When selecting release tests, it is important to focus on those attributes that address product properties as they relate to its function and safety. These must be incorporated into a quality system for product release to ensure quality and consistency.

FDA Guidance tells us that the confidence in and reliability of analytical results come ”from thorough assay optimization, qualification, validation, and tracking of performance over time.”

Step 3. Process Characterization and In-Process Testing
As the saying goes, timing is everything. Once human trials progress into Phase III, it becomes increasingly difficult and perceivably risky to make critical changes. As a result, process characterization and the identification of critical product attributes should occur earlier during Phase I and II stages of development rather than later.

The emphasis is now on proactively designing in product quality and process control through better understanding of the underlying science and manufacturing design space. Process optimization and carefully planned designed experiments will help to pinpoint variability and will produce key data and information useful for defining the ‘edge of failure.’ This information provides a scientific basis for setting acceptable limits around key process variables and in process controls.

Specifications are usually set with broad limits early in development then narrowed as processes and the level of product understanding are refined. Appropriate specifications should be established that balance product needs, manufacturing capabilities, and industry standards. Once again, such efforts rely highly on development of suitable analytical methods used to set acceptable limits around key process variables. Analytical methods capable of characterizing pathways of chemical and physical instability can be incorporated into process optimization studies to improve process robustness and extend product shelf life.

Understanding and controlling critical process parameters is vital for monitoring product quality and consistency. Early investment in process characterization holds the prospect of reducing batch failure and provides supporting data and information to assess the impact of deviations and process changes as they arise without causing program delays.

At the end of the discussion, no matter what is suggested there is no substitute for product knowledge.

Step 4: Process Modifications and Lot-to-Lot Consistency
Manufacturing process changes are inevitable during the course of clinical development, whether for scale-up or refinements to improve manufacturability for commercialization. It is essential to demonstrate comparable strength, stability, and especially safety (e.g., impurities and contaminants) following any significant process change.

Again, analytical methods that fully characterize the product and its critical quality attributes need to be in place in order to demonstrate lot-to-lot comparability following a process change. This is especially important for biologics, where the process largely defines the product.
Development programs that also demonstrate a scientific understanding of process and product characterization can greatly reduce the perceived risk-associated changes by regulatory authorities.

Know Your Product
There is simply no substitute for having a sound scientific understanding of your product and the processes used to produce it.
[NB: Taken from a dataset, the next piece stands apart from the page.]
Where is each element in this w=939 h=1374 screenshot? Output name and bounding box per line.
Proper application of the regulations — requirements versus recommendations — during preclinical and early-stage clinical development is vital.

The modern-day FDA initiative of quality by design (QbD) is intended to promote the idea of controlling the quality of final products through process and product understanding and building in better process control using in-process analytics and knowledge of key variables.

You’ll never know everything there is to know about your product. However, the more effort you put into understanding your product and process throughout development, the better prepared you will be to make informed decisions and deal effectively with unanticipated problems that inevitably will arise.